Today is extremely important to me because it was nearly 10 years ago that I just happened to spot a flyer out of the corner of my eye while waiting for a bus. I don't recall what the exact phrasing on the flyer was, but it was words to the effect of: “Hey! Are you Jewish? Do you want to maybe hang out with some Jews? Well guess what … we meet on Fridays and you don't have to know anything about Judaism. We would love to have you for supper.”

 

I got up my courage and went to what turned out to be a Jewish Gateways evening of Shabbat dinner and learning, and was amazed by how comfortable I felt. It was fine to be there with my Hebrew tattoos and my rock and roll haircut – I work in the music industry -- and my lack of knowledge about Judaism. My secret hobby had been reading everything I could get my hands on related to Judaism, but now I’d found a way to do what I longed for – participate in Jewish life in a place where I didn’t have to worry about doing something wrong.

 

I got a small booklet of prayers from Rabbi Bridget and started learning them.
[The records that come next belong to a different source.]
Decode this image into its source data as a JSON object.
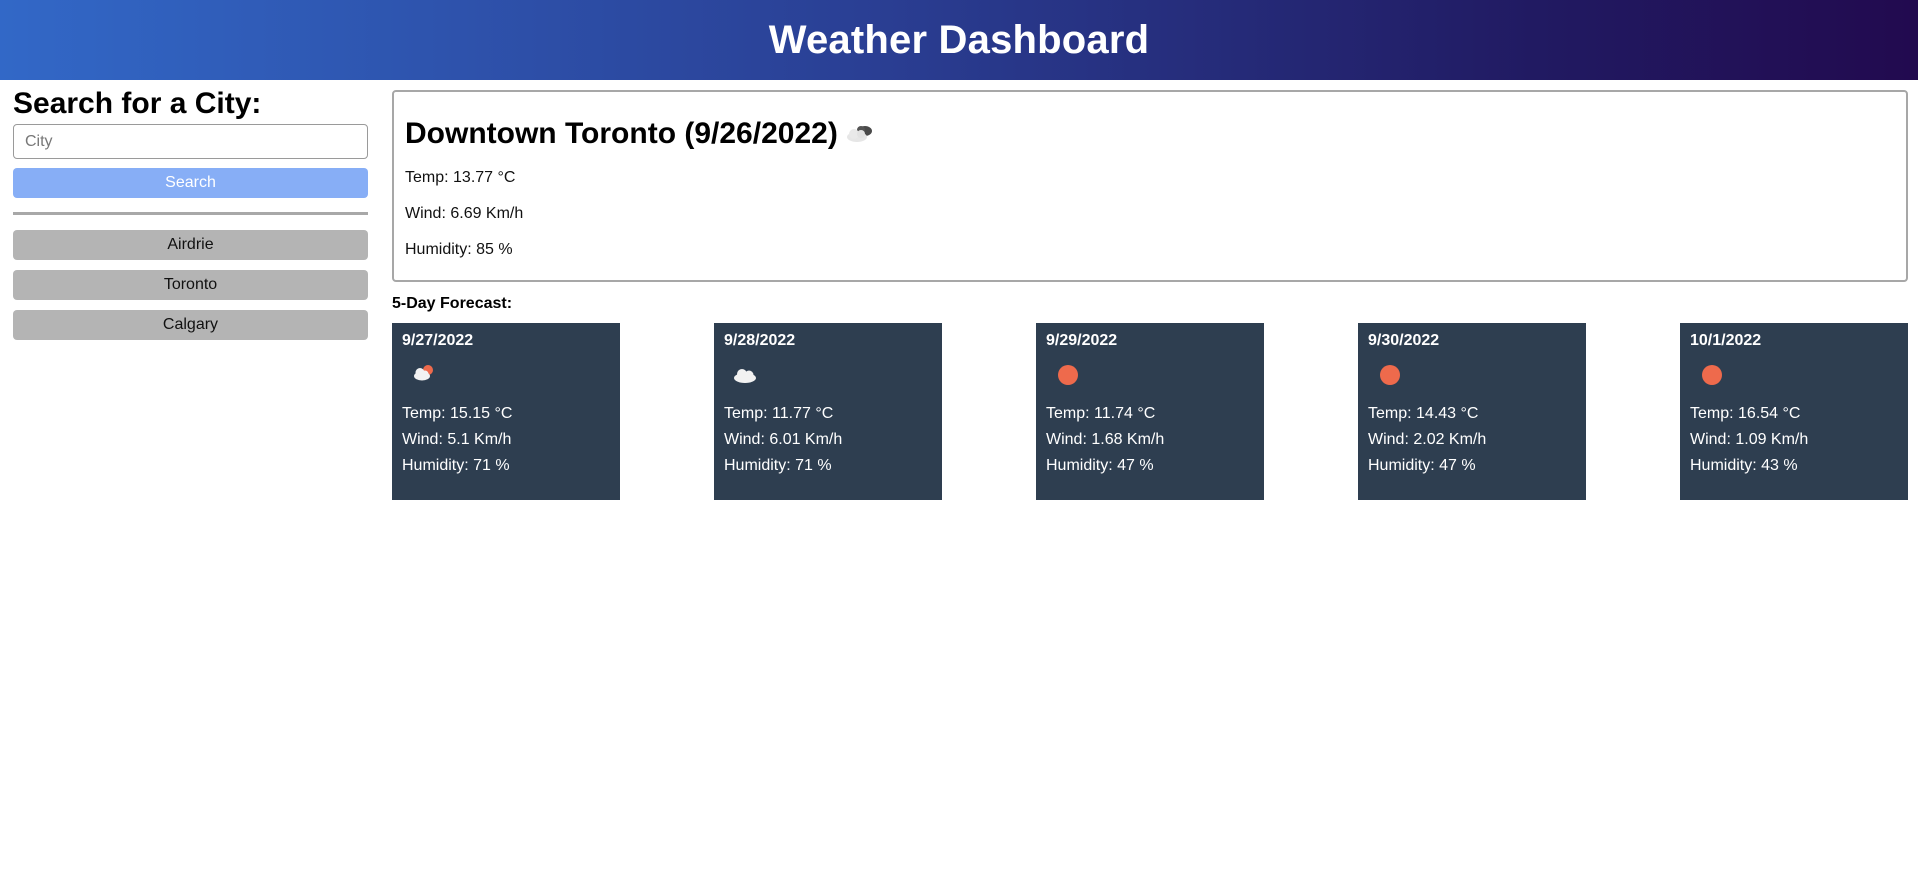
{
  "header": {
    "title": "Weather Dashboard"
  },
  "sidebar": {
    "heading": "Search for a City:",
    "input_placeholder": "City",
    "input_value": "",
    "search_label": "Search",
    "history": [
      "Airdrie",
      "Toronto",
      "Calgary"
    ]
  },
  "current": {
    "title": "Downtown Toronto (9/26/2022)",
    "icon": "overcast-clouds-icon",
    "temp": "Temp: 13.77 °C",
    "wind": "Wind: 6.69 Km/h",
    "humidity": "Humidity: 85 %"
  },
  "forecast": {
    "label": "5-Day Forecast:",
    "days": [
      {
        "date": "9/27/2022",
        "icon": "partly-cloudy-icon",
        "temp": "Temp: 15.15 °C",
        "wind": "Wind: 5.1 Km/h",
        "humidity": "Humidity: 71 %"
      },
      {
        "date": "9/28/2022",
        "icon": "cloud-icon",
        "temp": "Temp: 11.77 °C",
        "wind": "Wind: 6.01 Km/h",
        "humidity": "Humidity: 71 %"
      },
      {
        "date": "9/29/2022",
        "icon": "sun-icon",
        "temp": "Temp: 11.74 °C",
        "wind": "Wind: 1.68 Km/h",
        "humidity": "Humidity: 47 %"
      },
      {
        "date": "9/30/2022",
        "icon": "sun-icon",
        "temp": "Temp: 14.43 °C",
        "wind": "Wind: 2.02 Km/h",
        "humidity": "Humidity: 47 %"
      },
      {
        "date": "10/1/2022",
        "icon": "sun-icon",
        "temp": "Temp: 16.54 °C",
        "wind": "Wind: 1.09 Km/h",
        "humidity": "Humidity: 43 %"
      }
    ]
  },
  "colors": {
    "card_bg": "#2e3e50",
    "search_button": "#87aef6",
    "history_button": "#b4b4b4",
    "sun": "#ee6a4c"
  }
}
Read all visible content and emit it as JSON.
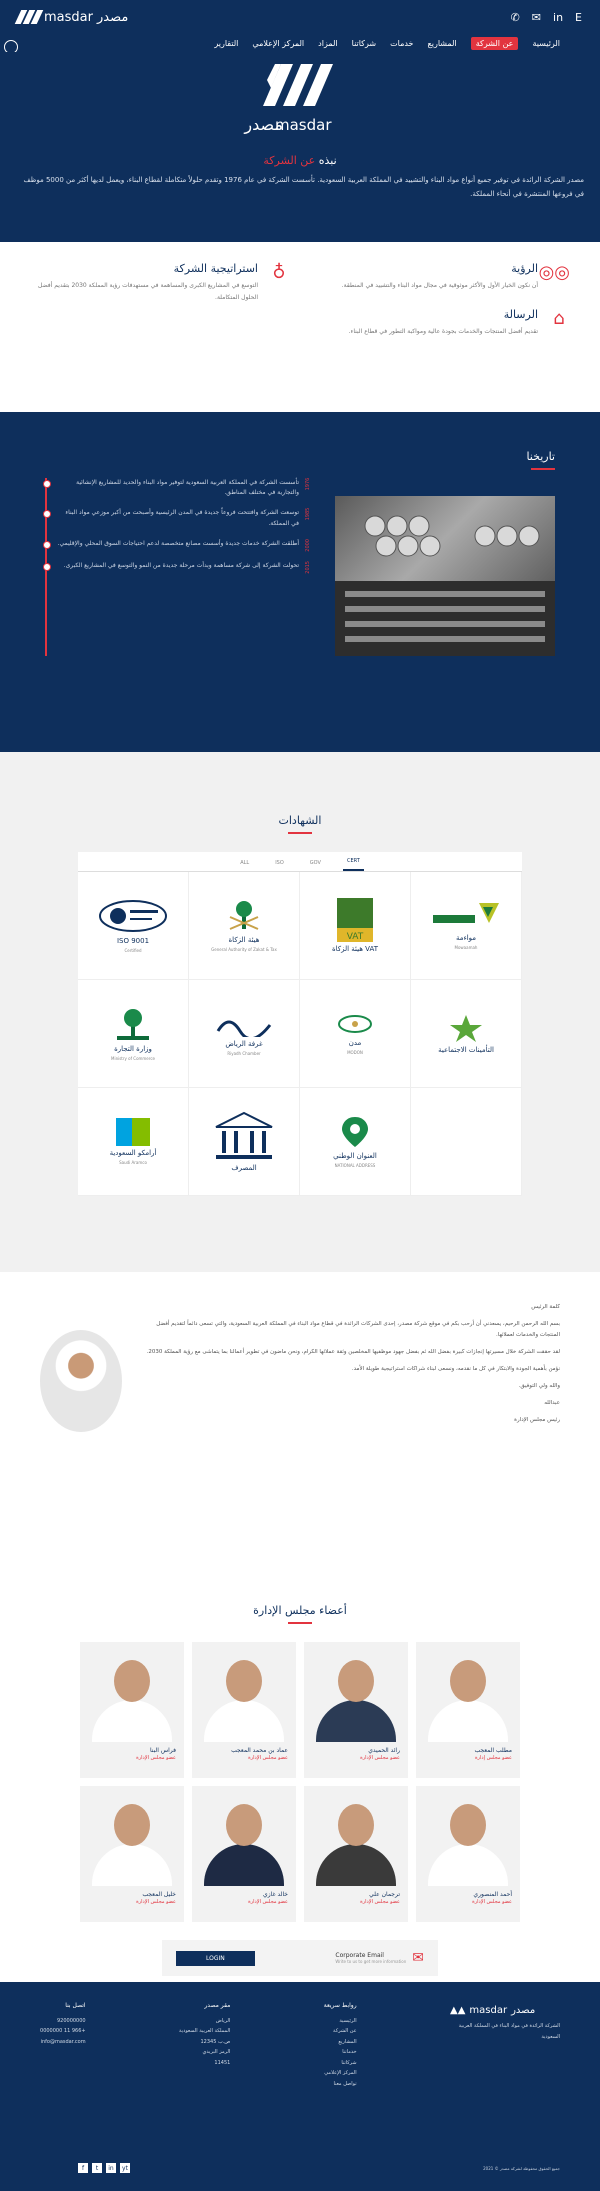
{
  "header": {
    "logo_text": "masdar",
    "logo_ar": "مصدر",
    "top_icons": [
      "phone-icon",
      "mail-icon",
      "linkedin-icon",
      "language-toggle"
    ],
    "lang_label": "E",
    "nav": [
      "الرئيسية",
      "عن الشركة",
      "المشاريع",
      "خدمات",
      "شركاتنا",
      "المزاد",
      "المركز الإعلامي",
      "التقارير"
    ]
  },
  "hero": {
    "title_prefix": "نبذه ",
    "title_red": "عن الشركة",
    "text": "مصدر الشركة الرائدة في توفير جميع أنواع مواد البناء والتشييد في المملكة العربية السعودية. تأسست الشركة في عام 1976 وتقدم حلولاً متكاملة لقطاع البناء، ويعمل لديها أكثر من 5000 موظف في فروعها المنتشرة في أنحاء المملكة."
  },
  "vision": {
    "items": [
      {
        "title": "الرؤية",
        "text": "أن نكون الخيار الأول والأكثر موثوقية في مجال مواد البناء والتشييد في المنطقة."
      },
      {
        "title": "استراتيجية الشركة",
        "text": "التوسع في المشاريع الكبرى والمساهمة في مستهدفات رؤية المملكة 2030 بتقديم أفضل الحلول المتكاملة."
      },
      {
        "title": "الرسالة",
        "text": "تقديم أفضل المنتجات والخدمات بجودة عالية ومواكبة التطور في قطاع البناء."
      }
    ]
  },
  "history": {
    "title": "تاريخنا",
    "items": [
      {
        "year": "1976",
        "text": "تأسست الشركة في المملكة العربية السعودية لتوفير مواد البناء والحديد للمشاريع الإنشائية والتجارية في مختلف المناطق."
      },
      {
        "year": "1985",
        "text": "توسعت الشركة وافتتحت فروعاً جديدة في المدن الرئيسية وأصبحت من أكبر موزعي مواد البناء في المملكة."
      },
      {
        "year": "2000",
        "text": "أطلقت الشركة خدمات جديدة وأسست مصانع متخصصة لدعم احتياجات السوق المحلي والإقليمي."
      },
      {
        "year": "2015",
        "text": "تحولت الشركة إلى شركة مساهمة وبدأت مرحلة جديدة من النمو والتوسع في المشاريع الكبرى."
      }
    ]
  },
  "certificates": {
    "title": "الشهادات",
    "tabs": [
      "ALL",
      "ISO",
      "GOV",
      "CERT"
    ],
    "logos": [
      {
        "name": "ISO 9001",
        "sub": "Certified",
        "icon": "iso-badge-icon"
      },
      {
        "name": "هيئة الزكاة",
        "sub": "General Authority of Zakat & Tax",
        "icon": "palm-swords-icon"
      },
      {
        "name": "هيئة الزكاة VAT",
        "sub": "",
        "icon": "vat-icon"
      },
      {
        "name": "مواءمة",
        "sub": "Mowaamah",
        "icon": "mowaamah-icon"
      },
      {
        "name": "وزارة التجارة",
        "sub": "Ministry of Commerce",
        "icon": "palm-icon"
      },
      {
        "name": "غرفة الرياض",
        "sub": "Riyadh Chamber",
        "icon": "chamber-icon"
      },
      {
        "name": "مدن",
        "sub": "MODON",
        "icon": "modon-icon"
      },
      {
        "name": "التأمينات الاجتماعية",
        "sub": "",
        "icon": "gosi-icon"
      },
      {
        "name": "أرامكو السعودية",
        "sub": "Saudi Aramco",
        "icon": "aramco-icon"
      },
      {
        "name": "المصرف",
        "sub": "",
        "icon": "bank-icon"
      },
      {
        "name": "العنوان الوطني",
        "sub": "NATIONAL ADDRESS",
        "icon": "location-pin-icon"
      },
      {
        "name": "",
        "sub": "",
        "icon": ""
      }
    ]
  },
  "ceo": {
    "greeting": "كلمة الرئيس",
    "paragraphs": [
      "بسم الله الرحمن الرحيم، يسعدني أن أرحب بكم في موقع شركة مصدر، إحدى الشركات الرائدة في قطاع مواد البناء في المملكة العربية السعودية، والتي تسعى دائماً لتقديم أفضل المنتجات والخدمات لعملائها.",
      "لقد حققت الشركة خلال مسيرتها إنجازات كبيرة بفضل الله ثم بفضل جهود موظفيها المخلصين وثقة عملائها الكرام، ونحن ماضون في تطوير أعمالنا بما يتماشى مع رؤية المملكة 2030.",
      "نؤمن بأهمية الجودة والابتكار في كل ما نقدمه، ونسعى لبناء شراكات استراتيجية طويلة الأمد.",
      "والله ولي التوفيق."
    ],
    "signature_name": "عبدالله",
    "signature_title": "رئيس مجلس الإدارة"
  },
  "board": {
    "title": "أعضاء مجلس الإدارة",
    "members": [
      {
        "name": "مطلب المعجب",
        "role": "عضو مجلس إدارة",
        "suit": "#ffffff"
      },
      {
        "name": "رائد الحميدي",
        "role": "عضو مجلس الإدارة",
        "suit": "#2b3b55"
      },
      {
        "name": "عماد بن محمد المعجب",
        "role": "عضو مجلس الإدارة",
        "suit": "#ffffff"
      },
      {
        "name": "فراس البنا",
        "role": "عضو مجلس الإدارة",
        "suit": "#ffffff"
      },
      {
        "name": "أحمد المنصوري",
        "role": "عضو مجلس الإدارة",
        "suit": "#ffffff"
      },
      {
        "name": "ترجمان علي",
        "role": "عضو مجلس الإدارة",
        "suit": "#3a3a3a"
      },
      {
        "name": "خالد غازي",
        "role": "عضو مجلس الإدارة",
        "suit": "#1e2a44"
      },
      {
        "name": "خليل المعجب",
        "role": "عضو مجلس الإدارة",
        "suit": "#ffffff"
      }
    ]
  },
  "banner": {
    "heading": "Corporate Email",
    "sub": "Write to us to get more information",
    "button": "LOGIN"
  },
  "footer": {
    "col1": {
      "title": "روابط سريعة",
      "links": [
        "الرئيسية",
        "عن الشركة",
        "المشاريع",
        "خدماتنا",
        "شركاتنا",
        "المركز الإعلامي",
        "تواصل معنا"
      ]
    },
    "col2": {
      "title": "مقر مصدر",
      "lines": [
        "الرياض",
        "المملكة العربية السعودية",
        "ص.ب 12345",
        "الرمز البريدي",
        "11451"
      ]
    },
    "col3": {
      "title": "اتصل بنا",
      "lines": [
        "920000000",
        "+966 11 0000000",
        "info@masdar.com"
      ]
    },
    "brand_text": "الشركة الرائدة في مواد البناء في المملكة العربية السعودية",
    "copyright": "جميع الحقوق محفوظة لشركة مصدر © 2021",
    "social": [
      "f",
      "t",
      "in",
      "yt"
    ]
  }
}
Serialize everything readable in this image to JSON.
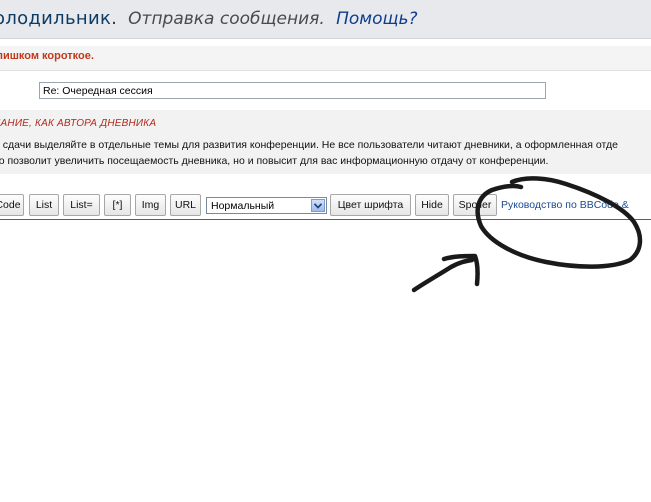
{
  "header": {
    "site_name": "олодильник",
    "separator": ".",
    "page_action": "Отправка сообщения.",
    "help_link": "Помощь?"
  },
  "error": {
    "text": "лишком короткое."
  },
  "subject": {
    "value": "Re: Очередная сессия"
  },
  "notice": {
    "title": "мание, как автора дневника",
    "line1": "е сдачи выделяйте в отдельные темы для развития конференции. Не все пользователи читают дневники, а оформленная отде",
    "line2": "ко позволит увеличить посещаемость дневника, но и повысит для вас информационную отдачу от конференции."
  },
  "toolbar": {
    "buttons": [
      "Code",
      "List",
      "List=",
      "[*]",
      "Img",
      "URL",
      "Цвет шрифта",
      "Hide",
      "Spoiler"
    ],
    "size_select": "Нормальный",
    "guide_link": "Руководство по BBCode",
    "guide_suffix": "&"
  },
  "colors": {
    "header_bg": "#e7e9ec",
    "site_name": "#0e3b63",
    "help_link": "#0f3d8c",
    "error": "#c0391b",
    "notice_title": "#b5271b",
    "link": "#1b4a93",
    "annotation": "#1a1a1a"
  },
  "icons": [
    "chevron-down-icon"
  ]
}
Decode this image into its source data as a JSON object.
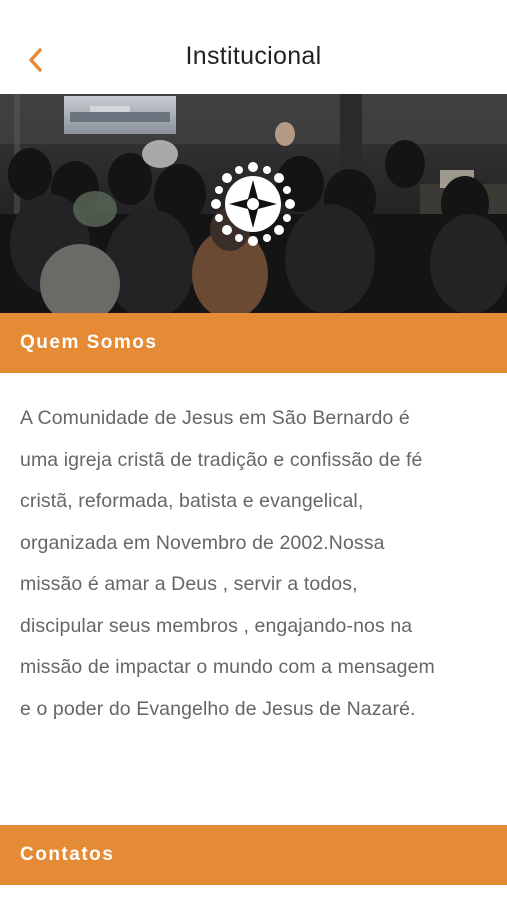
{
  "navbar": {
    "title": "Institucional",
    "back_icon": "chevron-left-icon",
    "accent_color": "#e58a35"
  },
  "hero": {
    "image_description_icon": "church-logo-icon"
  },
  "about": {
    "header": "Quem Somos",
    "text": "A Comunidade de Jesus  em São Bernardo é\numa igreja cristã de tradição e confissão de fé\ncristã, reformada, batista e evangelical,\norganizada  em Novembro de 2002.Nossa\nmissão é amar a Deus , servir a todos,\ndiscipular seus membros , engajando-nos na\nmissão de impactar o mundo com a mensagem\ne o poder do Evangelho de Jesus de Nazaré."
  },
  "contacts": {
    "header": "Contatos"
  },
  "colors": {
    "section_header_bg": "#e58a35",
    "body_text": "#666666",
    "title_text": "#222222"
  }
}
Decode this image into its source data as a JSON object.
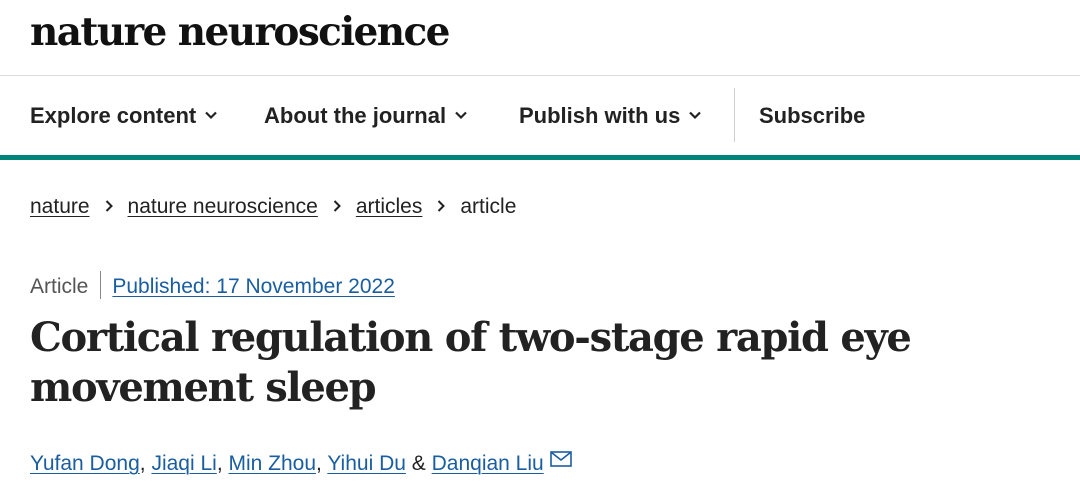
{
  "site": {
    "masthead": "nature neuroscience"
  },
  "nav": {
    "items": [
      {
        "label": "Explore content",
        "icon": "chevron-down-icon"
      },
      {
        "label": "About the journal",
        "icon": "chevron-down-icon"
      },
      {
        "label": "Publish with us",
        "icon": "chevron-down-icon"
      },
      {
        "label": "Subscribe"
      }
    ],
    "accent_color": "#01857a"
  },
  "breadcrumb": {
    "items": [
      "nature",
      "nature neuroscience",
      "articles"
    ],
    "current": "article",
    "separator_icon": "chevron-right-icon"
  },
  "article": {
    "type": "Article",
    "published": "Published: 17 November 2022",
    "title": "Cortical regulation of two-stage rapid eye movement sleep",
    "authors": [
      "Yufan Dong",
      "Jiaqi Li",
      "Min Zhou",
      "Yihui Du",
      "Danqian Liu"
    ],
    "author_separator": ", ",
    "author_conjunction": " & ",
    "contact_icon": "mail-icon",
    "link_color": "#1a5ea1"
  }
}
I’ve carried that booklet with me to so many places, and it’s been such help when I need grounding. I learned more about Jewish holidays, history, understandings of God, Torah, and much more. The spiritual hole I’d had in my life started to fill up.

 

I could probably write a 40-page report on how much that single flyer I saw at the bus stop changed my life, but I now stand before you as a grown up, regular everyday Jewish guy … happy … feeling loved … finally being a part of the family that I lost when I was 5.

 

In closing, if I may inject my humble opinion on freedom and social justice… I think that we as Bay Area residents really pride ourselves on our progressive views. We speak loudly and forcefully for people without voices, and (to use a metaphor) we are the actual place where the rubber hits the road. I have personally witnessed people in this community working hundreds of hours and giving the shirts off their back at times in support of the oppressed and the needy.

 

I would like to point out that Jewish Gateways is what I consider to be social justice in action. Jewish Gateways literally changed my life. It gave me a way in to the identity I longed to reconnect with. We accept everyone … Jewish and non-Jewish ... who wants to be a part of our family … we offer love and acceptance to everyone … and we don't mind reaching out generously and boldly to wandering souls like me and saying: “You are not alone. You have a family. We love you.”